On the Implicit Bias of Adam
Matias D. Cattaneo, Jason M. Klusowski, Boris Shigida
TL;DR
This paper uses backward error analysis to derive a global, second-order in step size $h$ ODE approximation for Adam (and RMSProp) and its mini-batch and full-batch variants. It shows that Adam typically anti-penalizes the perturbed gradient one-norm $\|\nabla E(\boldsymbol{\theta})\|_{1,\varepsilon}$ when $\sqrt{\varepsilon}$ is small and $\rho$ exceeds $\beta$, signaling implicit anti-regularization that can worsen generalization, while other hyperparameter regimes recover GD-like regularization.
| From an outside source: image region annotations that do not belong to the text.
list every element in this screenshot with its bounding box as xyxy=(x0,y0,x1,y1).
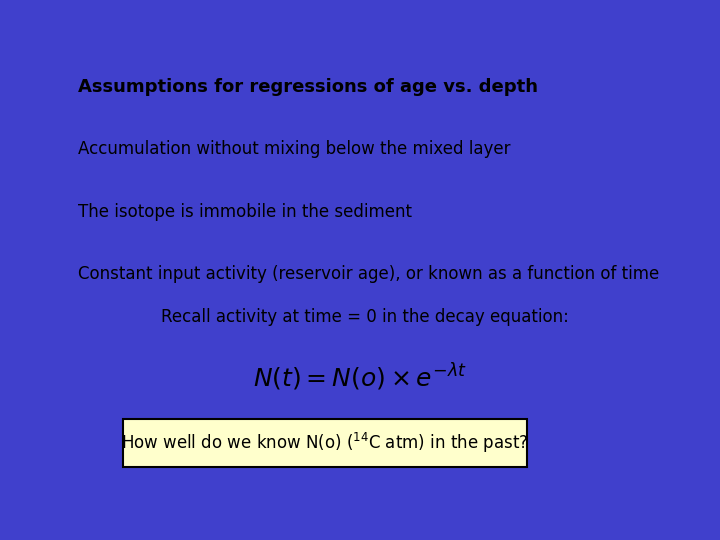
Text: The isotope is immobile in the sediment: The isotope is immobile in the sediment xyxy=(78,202,412,221)
Text: Assumptions for regressions of age vs. depth: Assumptions for regressions of age vs. d… xyxy=(78,78,538,96)
Text: Accumulation without mixing below the mixed layer: Accumulation without mixing below the mi… xyxy=(78,140,510,158)
Text: How well do we know N(o) ($^{14}$C atm) in the past?: How well do we know N(o) ($^{14}$C atm) … xyxy=(121,431,528,455)
FancyBboxPatch shape xyxy=(123,419,526,467)
Text: Recall activity at time = 0 in the decay equation:: Recall activity at time = 0 in the decay… xyxy=(161,308,570,327)
Text: $N(t) = N(o) \times e^{-\lambda t}$: $N(t) = N(o) \times e^{-\lambda t}$ xyxy=(253,361,467,393)
Text: Constant input activity (reservoir age), or known as a function of time: Constant input activity (reservoir age),… xyxy=(78,265,660,283)
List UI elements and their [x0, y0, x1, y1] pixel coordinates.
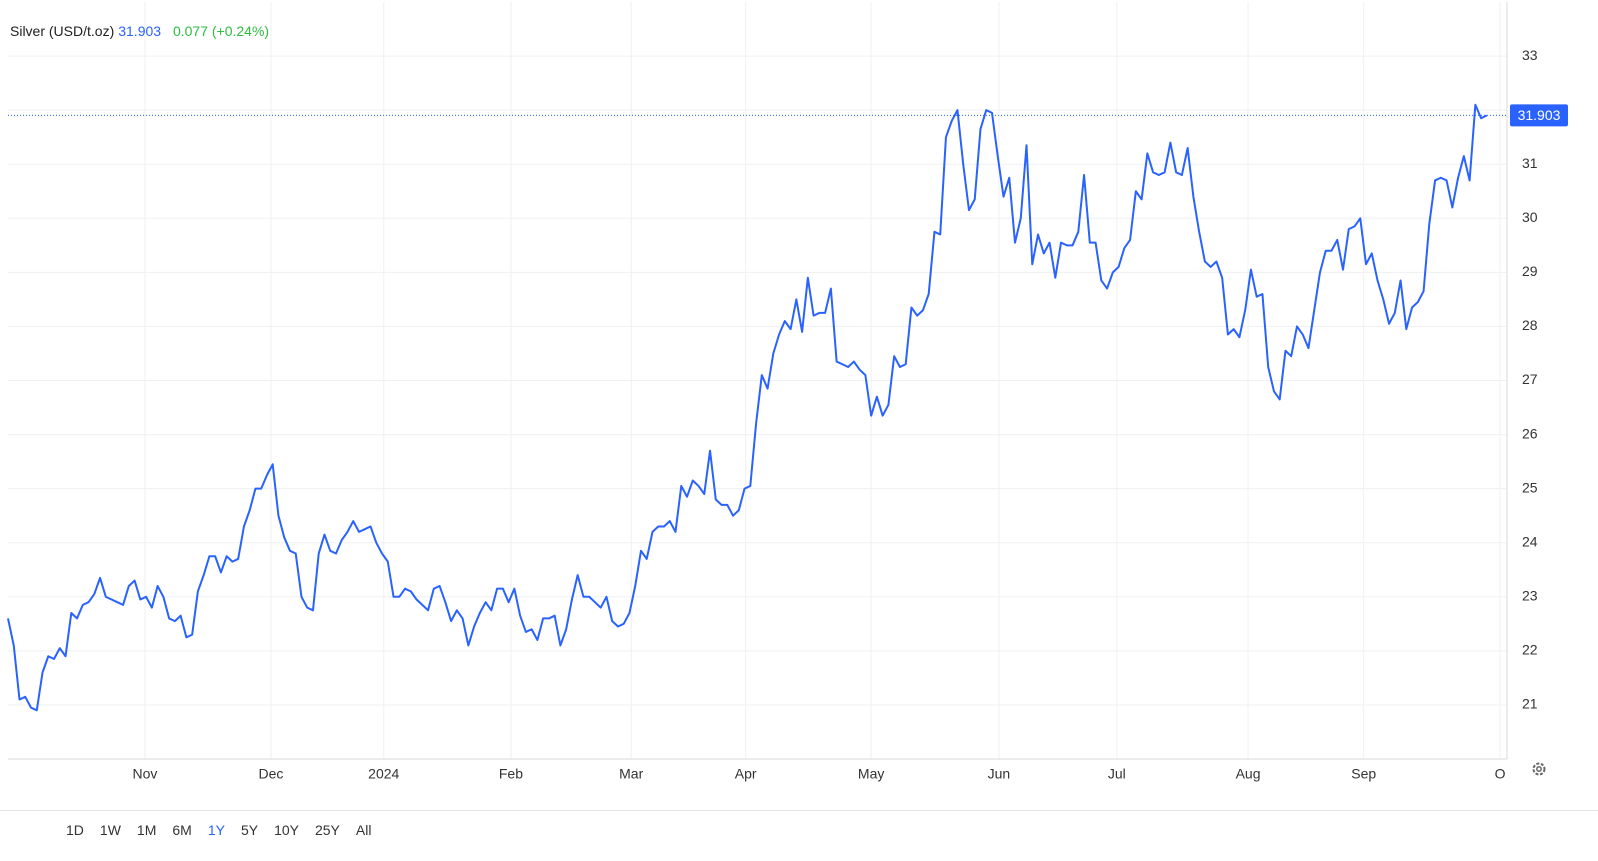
- price-change: 0.077 (+0.24%): [172, 23, 270, 39]
- price-label-box: [1510, 104, 1568, 127]
- y-tick-label: 24: [1522, 533, 1538, 549]
- x-tick-label: Aug: [1236, 766, 1261, 782]
- y-tick-label: 29: [1522, 263, 1538, 279]
- range-button[interactable]: 25Y: [314, 822, 340, 838]
- y-tick-label: 22: [1522, 642, 1538, 658]
- y-tick-label: 33: [1522, 47, 1538, 63]
- range-button[interactable]: 1M: [136, 822, 157, 838]
- last-price: 31.903: [118, 23, 162, 39]
- range-buttons: 1D 1W 1M 6M 1Y 5Y 10Y 25Y All: [58, 822, 379, 838]
- x-tick-label: Nov: [132, 766, 157, 782]
- x-tick-label: Jul: [1108, 766, 1126, 782]
- y-tick-label: 23: [1522, 587, 1538, 603]
- range-button[interactable]: 10Y: [274, 822, 299, 838]
- x-tick-label: Sep: [1351, 766, 1376, 782]
- x-tick-label: Feb: [499, 766, 523, 782]
- footer: 1D 1W 1M 6M 1Y 5Y 10Y 25Y All: [0, 810, 1598, 861]
- y-tick-label: 28: [1522, 317, 1538, 333]
- x-tick-label: Jun: [988, 766, 1011, 782]
- range-button[interactable]: All: [355, 822, 372, 838]
- y-tick-label: 26: [1522, 425, 1538, 441]
- settings-icon[interactable]: [1529, 759, 1549, 779]
- x-tick-label: Apr: [735, 766, 757, 782]
- range-button[interactable]: 6M: [172, 822, 192, 838]
- chart: Nov Dec 2024 Feb Mar Apr May Jun Jul Aug Sep O 21 22 2…: [7, 2, 1568, 782]
- x-tick-label: May: [858, 766, 884, 782]
- price-label: 31.903: [1518, 107, 1561, 123]
- range-button[interactable]: 5Y: [240, 822, 259, 838]
- x-tick-label: O: [1495, 766, 1506, 782]
- instrument-name: Silver (USD/t.oz): [10, 23, 115, 39]
- y-tick-label: 30: [1522, 209, 1538, 225]
- x-tick-label: Dec: [259, 766, 284, 782]
- range-button[interactable]: 1D: [66, 822, 84, 838]
- price-line: [7, 103, 1488, 712]
- y-tick-label: 27: [1522, 371, 1538, 387]
- range-button[interactable]: 1W: [99, 822, 121, 838]
- y-tick-label: 31: [1522, 155, 1538, 171]
- x-tick-label: Mar: [619, 766, 643, 782]
- range-button[interactable]: 1Y: [207, 822, 225, 838]
- y-tick-label: 25: [1522, 479, 1538, 495]
- y-tick-label: 21: [1522, 696, 1538, 712]
- header: Silver (USD/t.oz) 31.903 0.077 (+0.24%): [10, 23, 273, 39]
- x-tick-label: 2024: [368, 766, 399, 782]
Theoretical results are complemented by numerical experiments on vision architectures (ResNets, CNNs, ViTs) and standard datasets, which corroborate the predicted anti-regularization effects and link them to generalization performance. Overall, the work provides a principled framework for understanding the implicit bias of adaptive optimizers and motivates further study of their generalization behavior across architectures.
Abstract
In previous literature, backward error analysis was used to find ordinary differential equations (ODEs) approximating the gradient descent trajectory. It was found that finite step sizes implicitly regularize solutions because terms appearing in the ODEs penalize the two-norm of the loss gradients. We prove that the existence of similar implicit regularization in RMSProp and Adam depends on their hyperparameters and the training stage, but with a different "norm" involved: the corresponding ODE terms either penalize the (perturbed) one-norm of the loss gradients or, conversely, impede its reduction (the latter case being typical). We also conduct numerical experiments and discuss how the proven facts can influence generalization.